Aunque denota afectación excesiva incluso entre filisteos, esta expresión, irritante como pocas, cubre la amplia gama de superficialidad que degrada al instante cuanto de honesto e íntegro pudiera quedar en una propuesta. Considera, con glotonería, la sensiblería más perezosa la cima de su agudeza intelectual. Tiene en tanta estima la precisión de su oído que se dejaría arrastrar por una melodía como las ratas desfilan tras la tonada organillera de un flautista. Escucha cualquier argumento como si fuera el hilo musical de un centro odontológico que hubiese adoptado el ritmo que imprime un cuenco tibetano al tecleado de Erik Satie. De buen tono, calcula mediante intuiciones. Confunde a mala conciencia los principios con su precio aproximado, descontado el margen de beneficio. Su sentimentalismo balbuciente, no exento de un quirúrgico minimalismo, anula con precisión el esfuerzo de armonizar en un tono superior esas primeras notas exploradas tentativamente. No puede soportar que una idea madure por su propia cuenta. Antes de que acabe de germinar, la expropia con sonrisa satisfecha. Sólo exige que le recorra un cosquilleo relamido mientras planea cómo, poseída, la podrá prostituir a placer. Con el sonido de un acrónimo bursátil alcanza la más acordada esfera de sus intereses.

15/5/19

La banalidad del mal.


La doblez lingüística de nuestro tiempo ha prostituido este sintagma que definiera la imperdonable estupidez criminal. De concepto descriptivo se ha convertido en una etiqueta para designar torpes y grotescos comportamientos de garrafón. Mientras adopta su impúdica pose de celestina remendona y zalamera, el filisteo quizás atisba en su acepción exacta la denuncia de su implacable impersonalidad. Procede, pues, a desactivarla con melosa entonación, a fin de ocultar que en la maldad humana le resulta intolerable su (in)sustancialidad, brutal e inmediata. Procura imponerle una trivialidad que la revista de insincero interés. Se sentiría así eximido de asumir la responsabilidad de combatir el horror que no le conviene o que le beneficia. Con gesto ofendido y solidario, banalizará el mal como esa anécdota de mal gusto cuyo relato otorga, junto a la superioridad moral, una distinción estética. Sobre según qué situaciones se cuidará de pasar de puntillas, sorteando la acusación de insensibilidad. Si pudiera diagnosticarlo a su medida, el mal debería pasar por una disfunción más o menos duradera.
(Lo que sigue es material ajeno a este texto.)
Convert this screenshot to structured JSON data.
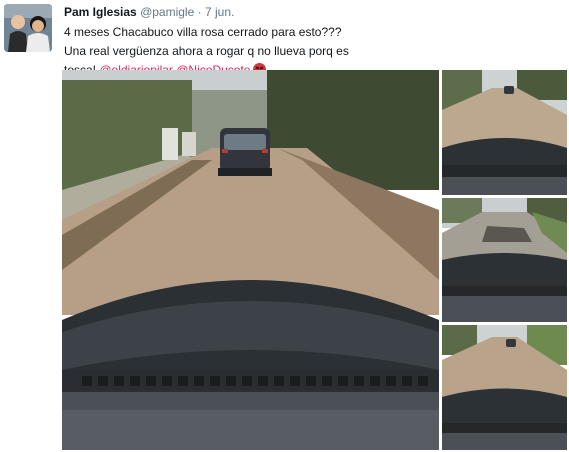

De lograr que fuera realmente banal, se volvería innecesario, irrelevante y, en suma, prescindible. ¿Acaso a un filisteo no le espanta más un gato ahorcado que la decapitación de un cristiano?

7/5/19

Incendiar las redes.


En el mundo instantáneo, irresponsable, de la comunicación egotista, estúpida, las redes sociales propagan toda suerte de virus retóricos con entusiasmo macilento. En lugar de carcajadas sardónicas y mordaces réplicas, se multiplican como la más aguda de las respuestas las mayúsculas, los emoticones naífs y las etiquetas elementales. Los gestos patibularios se condensan en los anglicismos de hashtags, troles y trending topics. Ni siquiera el insulto más soez puede ya contar con movilizar hordas de likes y retuits, a no ser que incluya la muestra más patética de su vulgaridad y de su odio a cualquier atisbo de ambigua inteligencia. Como las nuevas aplicaciones son un espacio del libertinaje más espantoso y menos refinado imaginable, la censura debe ejercerse con férrea indeterminación. Se bloquea y se denuncia una cuenta como si se la arrastrase a un descampado para apalearla y violarla. Con impunidad pornográfica, jaleada por multitudes pseudónimas que emiten penosos chascarrillos, hasta las buenas intenciones y los sentimentalismos más atroces campan por un paisaje, más que infernal, de mercadillo medieval. Diseminada la locura, se incendian a rachas virtuales las redes como Roma ardía al son de la cítara desafinada de Nerón. Su brujería atónita ajusta cuentas con el futuro.